Vader is al buiten. Hij slobbert staande een kop thee leeg en gaat op weg. Bartje loopt hem na. Hij kijkt uitdagend in de spottende ogen van den sersjant. Hij stapt rechtop de bleek voorbij. ‘Heui!’ zegt hij. Lammechien roept hem, maar hij antwoordt niet. Twee schreden verder kan hij het toch niet laten, naar moeder om te kijken. Eén blik op haar ontdaan gezicht, in haar medelijdende ogen is voldoende voor hem, om al zijn trots te verliezen. Hij drukt een vuist tegen zijn mond en smoort zijn snikken.

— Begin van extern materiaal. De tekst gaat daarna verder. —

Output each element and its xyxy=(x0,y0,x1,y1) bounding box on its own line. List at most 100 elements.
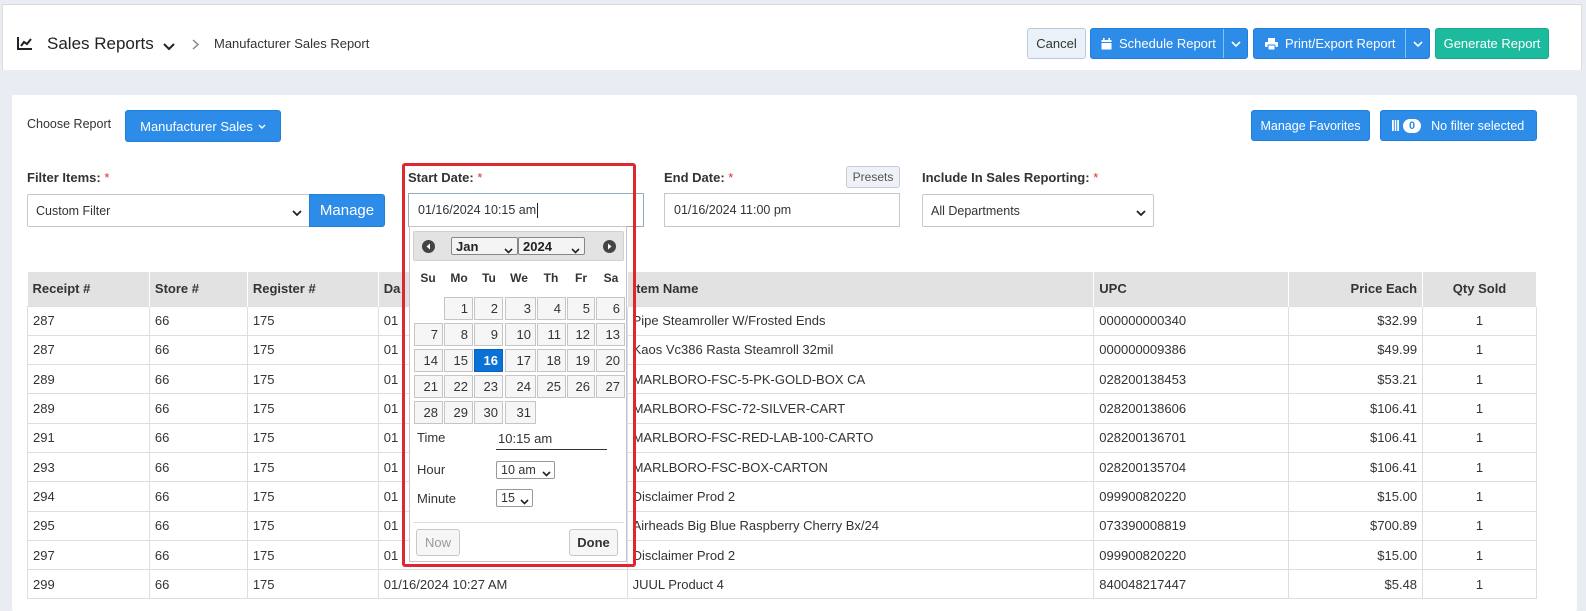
table-row[interactable]: 287 66 175 01 Kaos Vc386 Rasta Steamroll 32m… xyxy=(27,334,1537,366)
calendar-day[interactable]: 25 xyxy=(537,375,566,398)
receipt-cell: 293 xyxy=(27,451,150,483)
item-name-cell: MARLBORO-FSC-RED-LAB-100-CARTO xyxy=(626,422,1095,453)
column-header-register[interactable]: Register # xyxy=(247,272,379,306)
table-row[interactable]: 287 66 175 01 Pipe Steamroller W/Frosted End… xyxy=(27,305,1537,336)
manage-favorites-label: Manage Favorites xyxy=(1260,118,1361,133)
calendar-day[interactable]: 11 xyxy=(537,323,566,346)
column-header-qty[interactable]: Qty Sold xyxy=(1422,272,1537,306)
month-select[interactable]: Jan xyxy=(451,237,518,255)
include-sales-select[interactable]: All Departments xyxy=(922,194,1154,227)
table-row[interactable]: 294 66 175 01 Disclaimer Prod 2 099900820220 $… xyxy=(27,481,1537,512)
hour-value: 10 am xyxy=(501,463,536,477)
filter-items-label-text: Filter Items: xyxy=(27,170,101,185)
calendar-day[interactable]: 9 xyxy=(474,323,503,346)
column-header-receipt[interactable]: Receipt # xyxy=(27,272,150,306)
calendar-day[interactable]: 24 xyxy=(505,375,536,398)
qty-cell: 1 xyxy=(1422,422,1537,453)
calendar-day[interactable]: 27 xyxy=(596,375,625,398)
cancel-label: Cancel xyxy=(1036,36,1077,51)
filter-status-button[interactable]: 0 No filter selected xyxy=(1380,110,1537,141)
item-name-cell: Disclaimer Prod 2 xyxy=(626,481,1095,512)
filter-count-badge: 0 xyxy=(1403,118,1422,133)
year-select[interactable]: 2024 xyxy=(518,237,585,255)
circle-left-icon[interactable] xyxy=(422,240,435,253)
calendar-day[interactable]: 6 xyxy=(596,297,625,320)
calendar-day[interactable]: 30 xyxy=(474,401,503,424)
calendar-day[interactable]: 10 xyxy=(505,323,536,346)
price-cell: $5.48 xyxy=(1288,569,1424,600)
calendar-day[interactable]: 4 xyxy=(537,297,566,320)
chevron-down-icon[interactable] xyxy=(163,39,175,54)
upc-cell: 000000009386 xyxy=(1093,334,1290,366)
chevron-down-icon xyxy=(571,242,580,257)
hour-select[interactable]: 10 am xyxy=(496,461,555,479)
calendar-day[interactable]: 13 xyxy=(596,323,625,346)
price-cell: $106.41 xyxy=(1288,422,1424,453)
column-header-item-name[interactable]: Item Name xyxy=(627,272,1095,306)
calendar-day[interactable]: 12 xyxy=(567,323,595,346)
now-button[interactable]: Now xyxy=(416,529,460,556)
calendar-day[interactable]: 19 xyxy=(567,349,595,372)
manage-filter-button[interactable]: Manage xyxy=(309,194,385,227)
calendar-day[interactable]: 1 xyxy=(444,297,473,320)
calendar-day[interactable]: 18 xyxy=(537,349,566,372)
register-cell: 175 xyxy=(246,393,379,424)
include-sales-label-text: Include In Sales Reporting: xyxy=(922,170,1090,185)
calendar-day[interactable]: 14 xyxy=(414,349,443,372)
circle-right-icon[interactable] xyxy=(603,240,616,253)
item-name-cell: Disclaimer Prod 2 xyxy=(626,539,1095,571)
calendar-day[interactable]: 17 xyxy=(505,349,536,372)
print-export-button[interactable]: Print/Export Report xyxy=(1253,28,1430,59)
weekday-header: Fr xyxy=(575,271,587,285)
calendar-day[interactable]: 28 xyxy=(414,401,443,424)
print-dropdown-toggle[interactable] xyxy=(1405,29,1429,58)
weekday-header: Mo xyxy=(450,271,468,285)
manage-favorites-button[interactable]: Manage Favorites xyxy=(1251,110,1370,141)
table-row[interactable]: 289 66 175 01 MARLBORO-FSC-72-SILVER-CART 028… xyxy=(27,393,1537,424)
calendar-day-selected[interactable]: 16 xyxy=(474,349,503,372)
calendar-day[interactable]: 20 xyxy=(596,349,625,372)
sales-table: Receipt # Store # Register # Da Item Nam… xyxy=(27,272,1537,600)
calendar-day[interactable]: 29 xyxy=(444,401,473,424)
calendar-day[interactable]: 15 xyxy=(444,349,473,372)
qty-cell: 1 xyxy=(1422,569,1537,600)
generate-report-button[interactable]: Generate Report xyxy=(1435,28,1549,59)
column-header-price[interactable]: Price Each xyxy=(1288,272,1424,306)
done-button[interactable]: Done xyxy=(569,529,618,556)
calendar-day[interactable]: 7 xyxy=(414,323,443,346)
table-row[interactable]: 295 66 175 01 Airheads Big Blue Raspberry Ch… xyxy=(27,510,1537,541)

Twee uur later gaat hij door de zoele zomeravond, door de bloeiende hei; een rode, geurende zee met laat zonnegeblink op de heuveltoppen, gejubel van leeuweriken en het smartelijk geroep van een eenzame wulp. Door al die schoonheid gaat Bartje met een verbeten gezicht naar het moerland, een woest stukje veld met heide en rietpollen en de resten van een hunebed. Waarom heeft hij juist deze plaats gekozen? Hij heeft er niet over gedacht. De droom van wraak in zijn hart heeft hem geleid. Dit is de plek, waar de profeet sprak tegen het altaar: ‘Altaar, altaar, eens zal de koning van Juda komen en mensen-
| |
| |
beenderen op u verbranden.’ Daar maakt Bartje nu een stapel van hei en dode takken en steekt de brand in een paar handen vol dor bentgras onder in de hoop. Als de vlammen hoog opslaan, kijkt hij rond. Hij is alleen in het veld. Mogelijk liggen een paar witte wieven op de loer in het moeras. Dan trekt hij de klabatse te voorschijn van onder zijn jasje en werpt die in het vuur. Even is er nog verwondering, dat het duiveltje zich zonder meer laat welgevallen, dat de vlammen het verteren en een zweem van vrees, als de wrede armpjes langzaam samenkrimpen als in pijn. Het is, alsof hij een stuk van zijn vader verbrandt. Zijn vader?.... Wat een raar woord is dat.... Vader, voor een man, met wien je niets te doen hebt, dan dat hij je brood moet verdienen, zolang je het zelf nog niet kan.
Als hij de laatste vonken zorgvuldig heeft uitgetrapt, gaat Bartje langzaam terug door de schemer. Hij wil zich vrij voelen en volwassen. Een stem zegt hem, dat hij het nu waarlijk geworden is. Maar blijdschap en trots geeft dat niet. De donkere wereld staat te dreigend aan weerskanten van het bochtige pad.